Diyarbakır‘ın Tavşantepe Köyü‘nde sekiz yaşındaki Narin Güran katledildi. Küçük Narin‘in cansız bedeni 19 gün sonra Eğertutmaz Deresi‘nin altında bulundu. Narin‘in annesi ve ağabeyi kasten adam öldürmeye iştirakten tutuklandı. Sekiz kişi de delil karartması nedeniyle anne ve ağabey ile birlikte tutuklandı.
Kasten adam öldürmeden tutuklu amca Salim Güran‘ın işçisi olan 15 yaşındaki Ramazan Atasoy ile konuşmaları orataya çıktı. Atasoy‘un tutuklu amca ile “Tamam daha ölmemiş” mesajlaşmasının ardından tutuklandı.
Atasoy‘un tutuklama kararında Halk TV‘den Ferit Demir‘in birçok kez vurgu yaptığı organize kötülük kayıtlara geçti. Hakimin kararının gerekçesinde Narin‘in arama çalışmalarının sabote edildiği kayıtlara geçti.
Hakimlik, Atasoy’un tutuklanma gerekçesinde şu ifadelere yer verdi:
“SURİYELİLERİN ÇADIRINA YAKIN TERLİK BULUNDU DEDİ”

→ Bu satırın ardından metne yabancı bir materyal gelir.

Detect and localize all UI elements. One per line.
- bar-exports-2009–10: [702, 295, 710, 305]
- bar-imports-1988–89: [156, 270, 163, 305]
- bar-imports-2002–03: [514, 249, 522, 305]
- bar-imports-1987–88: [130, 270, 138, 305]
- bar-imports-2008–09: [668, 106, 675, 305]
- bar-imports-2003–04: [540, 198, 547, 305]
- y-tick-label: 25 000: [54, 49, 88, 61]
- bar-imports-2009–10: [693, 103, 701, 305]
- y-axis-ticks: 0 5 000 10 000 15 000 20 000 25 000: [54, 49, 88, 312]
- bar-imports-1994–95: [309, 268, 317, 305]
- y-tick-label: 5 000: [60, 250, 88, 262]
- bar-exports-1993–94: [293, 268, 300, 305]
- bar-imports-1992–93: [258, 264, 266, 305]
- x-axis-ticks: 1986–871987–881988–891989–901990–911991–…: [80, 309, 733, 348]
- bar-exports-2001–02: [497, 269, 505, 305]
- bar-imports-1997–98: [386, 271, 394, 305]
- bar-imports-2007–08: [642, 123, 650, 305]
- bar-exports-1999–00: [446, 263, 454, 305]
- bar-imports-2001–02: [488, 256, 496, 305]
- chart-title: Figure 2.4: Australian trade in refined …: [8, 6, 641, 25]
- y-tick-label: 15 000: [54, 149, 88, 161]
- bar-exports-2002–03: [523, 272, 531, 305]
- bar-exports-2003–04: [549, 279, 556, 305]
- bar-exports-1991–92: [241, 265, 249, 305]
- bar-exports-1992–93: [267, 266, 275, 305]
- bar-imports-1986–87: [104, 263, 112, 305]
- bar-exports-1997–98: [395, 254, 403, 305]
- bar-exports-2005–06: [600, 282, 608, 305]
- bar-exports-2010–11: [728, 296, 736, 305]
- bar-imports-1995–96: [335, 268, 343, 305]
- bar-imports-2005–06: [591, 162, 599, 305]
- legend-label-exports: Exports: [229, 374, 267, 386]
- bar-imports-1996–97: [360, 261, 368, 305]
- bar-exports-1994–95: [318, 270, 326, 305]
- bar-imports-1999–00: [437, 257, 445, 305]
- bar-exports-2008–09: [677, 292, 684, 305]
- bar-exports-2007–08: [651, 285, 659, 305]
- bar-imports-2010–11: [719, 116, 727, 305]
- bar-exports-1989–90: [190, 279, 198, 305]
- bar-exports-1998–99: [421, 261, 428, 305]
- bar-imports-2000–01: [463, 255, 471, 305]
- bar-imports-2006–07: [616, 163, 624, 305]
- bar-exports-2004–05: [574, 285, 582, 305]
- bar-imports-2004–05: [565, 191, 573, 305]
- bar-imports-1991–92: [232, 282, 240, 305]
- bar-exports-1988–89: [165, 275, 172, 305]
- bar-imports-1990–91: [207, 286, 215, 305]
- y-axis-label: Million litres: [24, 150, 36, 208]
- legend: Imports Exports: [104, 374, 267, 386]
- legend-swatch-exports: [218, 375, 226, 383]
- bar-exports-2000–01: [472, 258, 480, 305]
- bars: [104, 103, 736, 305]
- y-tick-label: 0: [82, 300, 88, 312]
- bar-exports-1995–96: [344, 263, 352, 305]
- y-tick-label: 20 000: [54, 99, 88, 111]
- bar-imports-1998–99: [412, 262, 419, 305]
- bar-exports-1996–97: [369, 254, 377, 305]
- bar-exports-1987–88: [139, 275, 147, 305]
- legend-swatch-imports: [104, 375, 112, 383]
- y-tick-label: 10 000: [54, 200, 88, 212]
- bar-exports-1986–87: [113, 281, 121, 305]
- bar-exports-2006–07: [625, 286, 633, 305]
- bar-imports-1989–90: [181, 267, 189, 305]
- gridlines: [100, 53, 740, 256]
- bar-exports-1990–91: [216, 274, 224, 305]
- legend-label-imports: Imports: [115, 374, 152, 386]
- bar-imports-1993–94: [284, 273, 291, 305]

“Suça sürüklenen çocuk R.A’nın üzerine atılı ‘Çocuğu Kasten Öldürmek’ suçunu işlediğine dair, 21 Ağustos 2024 günü kaybolan maktul Narin Güran’ı bulmak için gerçekleştirilen arama kurtarma çalışmalarının bir kısım şahısların hedef saptırma maksatlı suni ihbarlarıyla ve dikkat dağıtıcı eylemleriyle akamete uğratılmaya çalışıldığı, buna göre dosyadaki JASAT tutanağına göre, ‘Suriyelilerin kaldığı çadıra yakın bir konumda terlik bulunduğu’ iddia edilerek jandarma personelinin bu kısma yönlendirilmeye çalışıldığı,
“KÖYDE YANGIN ÇIKARILDI OLAĞAN DIŞI ELEKTRİK KESİNTİLERİ YAŞANDI”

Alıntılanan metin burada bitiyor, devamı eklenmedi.